Quantum computing with anyons is fault tolerant
Anasuya Lyons, Benjamin J. Brown
TL;DR
The paper demonstrates fault-tolerant, universal quantum computation using non-Abelian anyons in the $D(S_3)$ topological phase by developing an active error-correction scheme that operates during braiding and fusion measurements. Central to the approach are gauging and ungauging procedures that map to the stabilizer-based $D(\mathbb{Z}_3)$ code, just-in-time decoding to correct errors in real time, and domain-wall detectors that span between phases. The authors prove a threshold theorem under a local circuit-noise model, showing a nonzero threshold attainable on large devices and provide explicit bounds via a chunk-decomposition and linked-tree analysis. This work connects topological protection with active error correction to enable scalable, fault-tolerant topological quantum computation on contemporary hardware.
Abstract
In seminal work (arxiv:quant-ph/9707021) Alexei Kitaev proposed topological quantum computing (arXiv:cond-mat/0010440, arxiv:quant-ph/9707021, arXiv:quant-ph/0001108, arXiv:0707.1889), whereby logic gates of a quantum computer are conducted by creating, braiding and fusing anyonic particles on a two-dimensional plane.
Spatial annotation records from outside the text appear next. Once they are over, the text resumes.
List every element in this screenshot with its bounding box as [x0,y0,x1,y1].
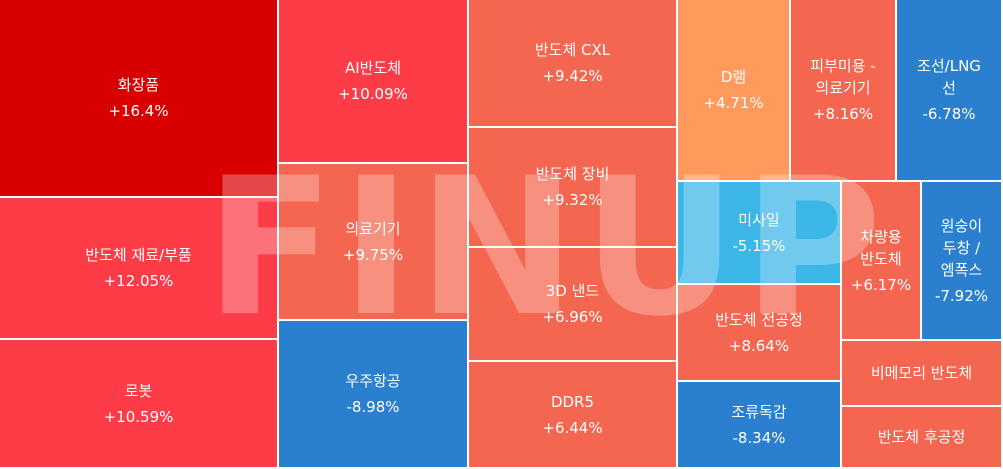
tile-label: 조류독감 [731,402,787,421]
tile-change-label: +6.44% [542,418,603,437]
tile-change-label: -7.92% [934,286,989,305]
tile-label: 차량용 반도체 [860,227,902,268]
tile-change-label: +6.96% [542,308,603,326]
tile-change-label: +16.4% [108,102,169,120]
tile-change-label: +10.59% [103,407,174,426]
treemap-tile[interactable]: 비메모리 반도체 [842,341,1003,407]
treemap-tile[interactable]: DDR5 +6.44% [469,362,678,469]
tile-change-label: -6.78% [922,105,976,123]
treemap-tile[interactable]: 의료기기 +9.75% [279,164,469,321]
tile-label: 의료기기 [345,219,401,238]
treemap-tile[interactable]: 피부미용 - 의료기기 +8.16% [791,0,897,182]
tile-change-label: -8.98% [346,398,400,416]
tile-change-label: +9.32% [542,191,603,209]
tile-label: 3D 낸드 [545,282,600,300]
tile-label: 반도체 CXL [534,41,611,59]
treemap-tile[interactable]: 로봇 +10.59% [0,340,279,469]
tile-label: 미사일 [738,210,780,229]
treemap-tile[interactable]: 반도체 장비 +9.32% [469,128,678,248]
tile-label: 로봇 [124,381,153,400]
tile-label: 원숭이 두창 / 엠폭스 [940,216,983,279]
treemap-tile[interactable]: 반도체 전공정 +8.64% [678,285,842,382]
tile-change-label: +8.16% [812,105,874,123]
tile-change-label: -5.15% [732,236,786,255]
tile-label: AI반도체 [344,59,402,77]
treemap-tile[interactable]: 반도체 후공정 [842,407,1003,469]
treemap-tile[interactable]: 미사일 -5.15% [678,182,842,285]
tile-label: D램 [720,68,747,86]
treemap-tile[interactable]: 3D 낸드 +6.96% [469,248,678,362]
treemap-tile[interactable]: 우주항공 -8.98% [279,321,469,469]
treemap-tile[interactable]: 반도체 재료/부품 +12.05% [0,198,279,340]
tile-label: 반도체 장비 [535,165,610,183]
tile-change-label: +8.64% [728,336,790,355]
tile-change-label: +12.05% [103,272,174,290]
tile-label: 우주항공 [345,372,401,390]
treemap-tile[interactable]: AI반도체 +10.09% [279,0,469,164]
tile-label: 피부미용 - 의료기기 [810,57,876,97]
treemap-tile[interactable]: 원숭이 두창 / 엠폭스 -7.92% [922,182,1003,341]
tile-label: 반도체 전공정 [715,310,803,329]
treemap-tile[interactable]: 조류독감 -8.34% [678,382,842,469]
treemap-tile[interactable]: D램 +4.71% [678,0,791,182]
tile-change-label: +10.09% [338,85,408,103]
tile-label: 화장품 [117,76,160,94]
tile-label: DDR5 [550,392,595,411]
treemap-tile[interactable]: 차량용 반도체 +6.17% [842,182,922,341]
tile-change-label: +9.75% [342,245,404,264]
treemap-tile[interactable]: 화장품 +16.4% [0,0,279,198]
tile-label: 반도체 재료/부품 [85,246,192,264]
tile-change-label: +6.17% [850,275,912,294]
tile-change-label: +9.42% [542,67,603,85]
treemap-tile[interactable]: 반도체 CXL +9.42% [469,0,678,128]
tile-label: 비메모리 반도체 [870,364,973,382]
tile-change-label: +4.71% [703,94,764,112]
treemap-tile[interactable]: 조선/LNG 선 -6.78% [897,0,1003,182]
tile-label: 조선/LNG 선 [917,57,981,97]
tile-label: 반도체 후공정 [877,428,966,446]
tile-change-label: -8.34% [732,428,786,447]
Furthermore, he showed the proposal is inherently robust to local perturbations (arXiv:cond-mat/0010440, arxiv:quant-ph/9707021, arXiv:1001.0344, arXiv:1001.4363) when anyons are created as quasiparticle excitations of a topologically ordered lattice model prepared at zero temperature. Over the decades following this proposal there have been considerable technological developments towards the construction of a fault-tolerant quantum computer. Rather than maintaining some target ground state at zero temperature, a modern approach is to actively correct the errors a target state experiences, where we use noisy quantum circuit elements to identify and subsequently correct for deviations from the ideal state. We present an error-correction scheme that enables us to carry out robust universal quantum computation by braiding anyons. We show that our scheme can be carried out on a suitably large device with an arbitrarily small failure rate assuming circuit elements are below some threshold level of local noise. The error-corrected scheme we have developed therefore enables us to carry out fault-tolerant topological quantum computation using modern quantum hardware that is now under development.